先日、FM110Eというフライス盤の出荷前検査をしていた時のことです。主軸ヘッドの移動量を調節するために、角型コラム(柱)に取り付けられている上下送り用のストッパ(鋳物製)を、ロックレバーで軽く締めたところ、真二つに割れてしまいました。別に、力任せに締めたわけでもないのに、簡単に破損したのです。目視による外観チェックでは、この部分に異常は見られませんでした(もちろん、作業担当者が見落とした可能性もゼロではありませんが)。恐らく、内部や目に触れない部分に亀裂の入った部品が組み込まれていたため、ちょっと締め込んだだけで割れてしまったのではないかと想像しています。
海外で作られている機械に、不良部品が平気で組みつけられてくることは珍しいことではありません。今回は、出荷前検査の途中で、破損という形で問題が発覚したため、結果として、お客様に変な機械をお届けせずに済みました。しかし、私たちの工場でも、このような部品をすべて見つけ出すのは極めて困難です。もちろん、機種ごとに検査表を用意し、主要部分はかなり念入りに見ています。部品が悪いと動きがおかしかったり、異音を発したりするような部分なら、不良品の発見は比較的容易ですが、小さな部品まで全てをチェックするのは、技術的にもコスト的にも殆ど不可能といってよいと思います。

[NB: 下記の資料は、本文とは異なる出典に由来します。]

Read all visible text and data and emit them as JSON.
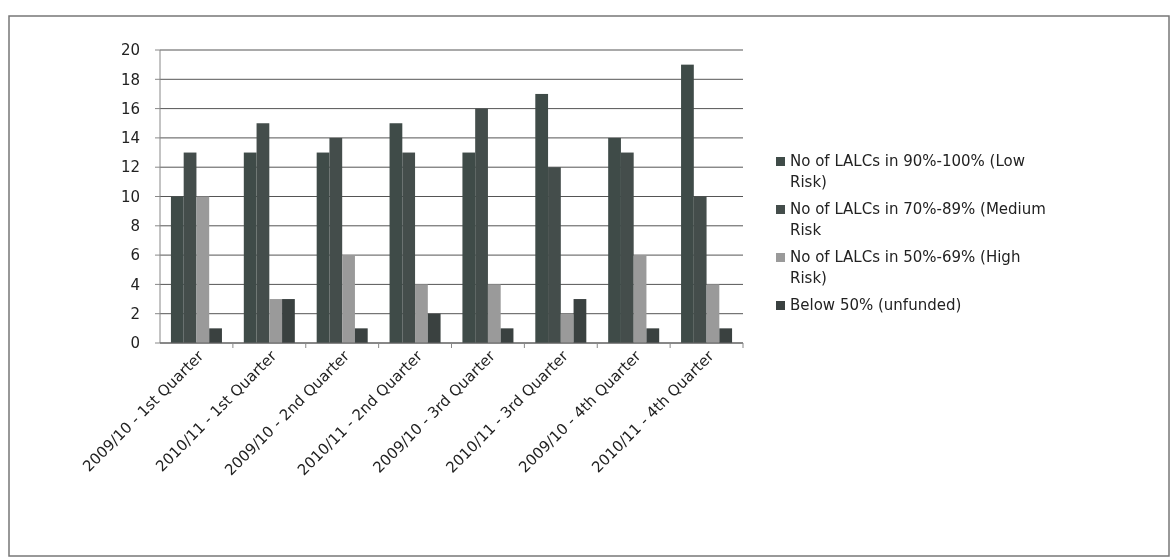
{
  "chart_data": {
    "type": "bar",
    "categories": [
      "2009/10 - 1st Quarter",
      "2010/11 - 1st Quarter",
      "2009/10 - 2nd Quarter",
      "2010/11 - 2nd Quarter",
      "2009/10 - 3rd Quarter",
      "2010/11 - 3rd Quarter",
      "2009/10 - 4th Quarter",
      "2010/11 - 4th Quarter"
    ],
    "series": [
      {
        "name": "No of LALCs in 90%-100% (Low Risk)",
        "color": "#3f4b48",
        "values": [
          10,
          13,
          13,
          15,
          13,
          17,
          14,
          19
        ]
      },
      {
        "name": "No of LALCs in 70%-89% (Medium Risk",
        "color": "#444d4b",
        "values": [
          13,
          15,
          14,
          13,
          16,
          12,
          13,
          10
        ]
      },
      {
        "name": "No of LALCs in 50%-69% (High Risk)",
        "color": "#9a9a9a",
        "values": [
          10,
          3,
          6,
          4,
          4,
          2,
          6,
          4
        ]
      },
      {
        "name": "Below 50% (unfunded)",
        "color": "#3a4140",
        "values": [
          1,
          3,
          1,
          2,
          1,
          3,
          1,
          1
        ]
      }
    ],
    "ylim": [
      0,
      20
    ],
    "yticks": [
      0,
      2,
      4,
      6,
      8,
      10,
      12,
      14,
      16,
      18,
      20
    ],
    "grid": "y",
    "legend": "right"
  }
}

でも、お客様の側に立てば、不可能ではすみませんよね。最終チェックに合格して、自信をもって出荷したはずなのに、お客様から、予想もしない部品の不良を指摘されると、それから暫くは、夜も眠れないほど落ち込みます。それが一種のトラウマとなって、同じ機種の整備では、どうしても指摘された部品にばかり目が行ってしまいます。時には、検査表も改訂され、検査項目が追加されるので、以後は同じ部品を不良のまま出荷するということは殆ど防げるようになります。しかし、また新たに、別な場所で変な部品が見つかることがありますので、全く気が抜けません。

札幌工場で整備される各機種は、精度調整が重要な作業であり、多くのお客様もそれを重視されておられます。しかし私たち工場では、上記のような「見えない敵(=不良部品)」との闘いにも相当神経をすり減らしているのが実情です。